I have a habit of not talking about what I'm writing. There are two parts to this. 1) I often feel like talking too much about something I'm writing robs it of a lot of energy. Sometimes I can talk so much about something that I feel no desire to actually get it on paper. And 2) I don't want to jinx any of the projects I'm working on by mentioning them. If there's something I'm excited about and mention it to a lot of people, I don't want to have to go back to this people later and explain that it's not going to happen should some disaster befall the whole process. I've been burned by both of those in the past. Or, perhaps I should say, I have burned myself with both of those in the past.
Such was the case with my novel. Which, for the past few months, I have been calling simply, "The novel." I didn't want to mention too many specifics here as I wrote it. And now that a draft is done and some people have asked about it, I want to talk about it in more detail, but it feels really awkward. Like when you want to bring up something in casual conversation, maybe something you are really proud of -- some accomplishment -- but there's no graceful way to steer the conversation that way and so you just end up bringing it up and you feel like an ass, but you just can't help yourself. Or maybe that's just me.

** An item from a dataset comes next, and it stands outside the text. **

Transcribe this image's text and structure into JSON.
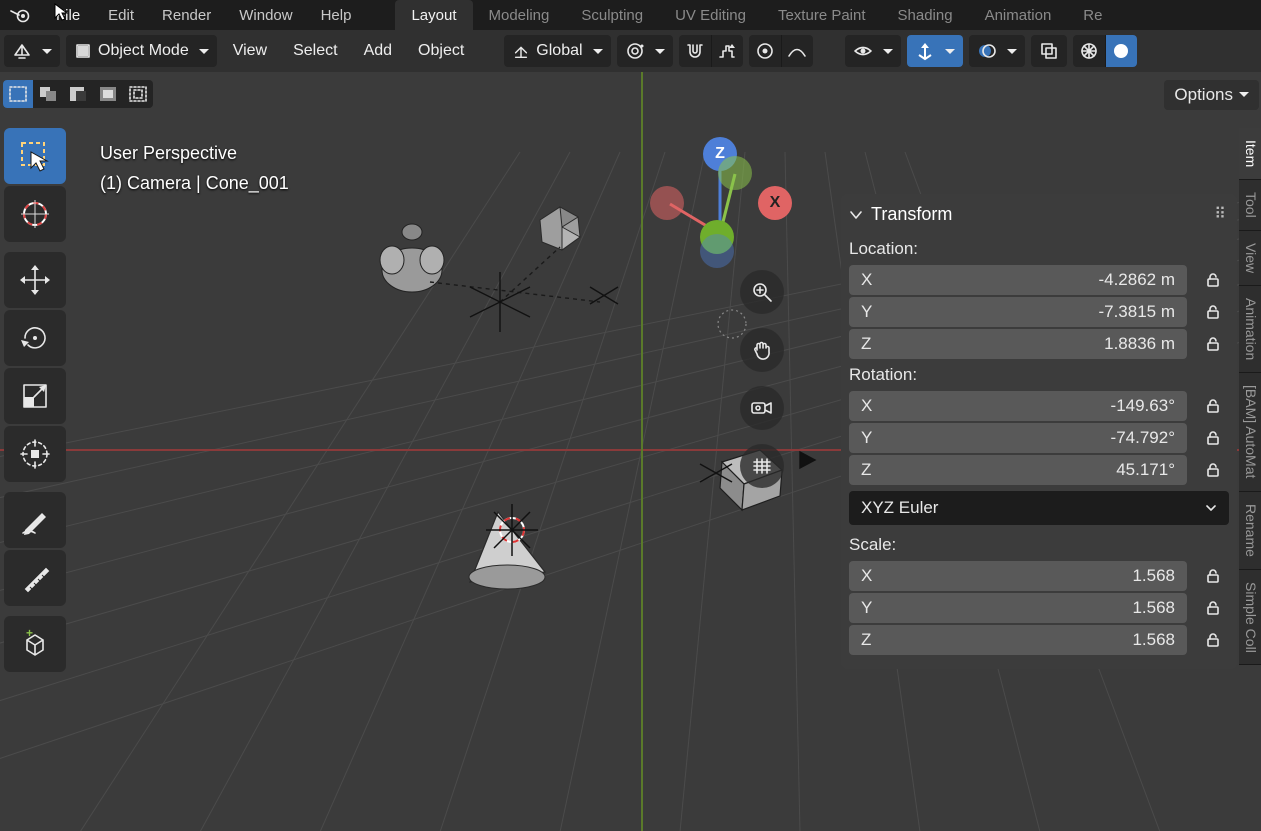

Anyway, I know that no one mentioned novels, but hey, let me tell you about the novel I just wrote! For starters, it has a title: Zomburbia. It's a YA novel. Here's the elevator pitch:
Zomburbia is about a smart-ass sixteen-year-old girl trying to navigate burgeoning first love in a world infested by zombies.
That log line is a work-in-progress, but it's nearly there. Also, I am very proud of myself for having spelled "burgeoning" correctly on the first attempt.
So. A zombie novel. I resisted it for a long time. I know that zombies are everywhere right now and that makes me think that they are about to disappear. I did think about something else as a first novel, but everything I thought of interested me less than Zomburbia. Nothing inspired me in the same way. So I decided to go with my gut and hope I was doing the right thing.
The world of Zomburbia is different than other zombie stories in that the world never ground to a halt because of the zombie infestation. Of course, they were never able to get rid of the undead either, so now they're a threat, but one that everyone is familiar with.
Here's a little bit about where the idea came from. This may be of interest to exactly no one, but what the hell. I live in Salem, Oregon. Salem is about an hour south of Portland. There was a time when my wife and I drove back and forth to Portland a lot. We'd see friends, catch a rock show, go to eat, see plays. Portland is a nice place to go and experience some culture that isn't available in Salem. On one of these trips, I sat in the passenger seat and just watched the scenery roll by. The area between Salem and Portland is open fields for the most part. Agricultural land, and not all of it along the highways is developed. Sometimes it's easy to watch that empty land roll by and imagine that there's not a single person alive out there. I was thinking that very thing on that trip and, as is my wont, I started imaging why the land would be empty. Naturally, for me anyway, zombies were the first thing to come to mind. One of the things that's always bothered me about zombie movies is the way civilization just grinds to a halt. I think that humans have overcome way worse things in its history than the dead returning. (Before everyone rushes to tell me about it, I am aware of a film out there called Fido, which posits the same kind of world. Friends told me about it after I had the general outline to Zomburbia done and I was willing to talk about it. But I have purposefully avoided watching the movie because I didn't want to be contaminated by it.) I started to imagine a world where zombies had come back, but that still functioned. What would that world look like? How would you live in it? And then I imagined a bored teenager living in this world. She would think of zombies as just another nuisance in her day to day life right along with boys, her friends, her teachers and parents. Zombies might be more deadly than any of those things, but they're still just one more hassle to try and avoid as she goes about her business.
And after I knew what kind of girl this still unnamed character was, the story just sort of came to me all in a flash. Her, her friends and her dad, I knew what kinds of characters they were. I knew the broad outlines of the story. I knew what she would have to overcome by the novels end. I knew practically all of it. That sort of inspiration has never come to me before, and I remember getting home that night and writing away in one of my notebooks trying to capture all of it. It's at this point that I have to admit that I did rework that original outline. If I was given the story from A to Z, I actually used everything from, say, A to W. I changed the ending, made the girl more sympathetic and less of an outright psychotic. She was pretty dark in the original and I brightened her up a bit.
And I think I'll stop there. I don't want to discuss too much more. I'm going to start rewriting the book next month and so things might change, but the basic world and concept will stay the same.
So, if you've been wondering what I was working on for the last five months, there you go.
*The picture that goes with this post is a still from the seminal zombie movie, Night of the Living Dead, written directed by George Romero.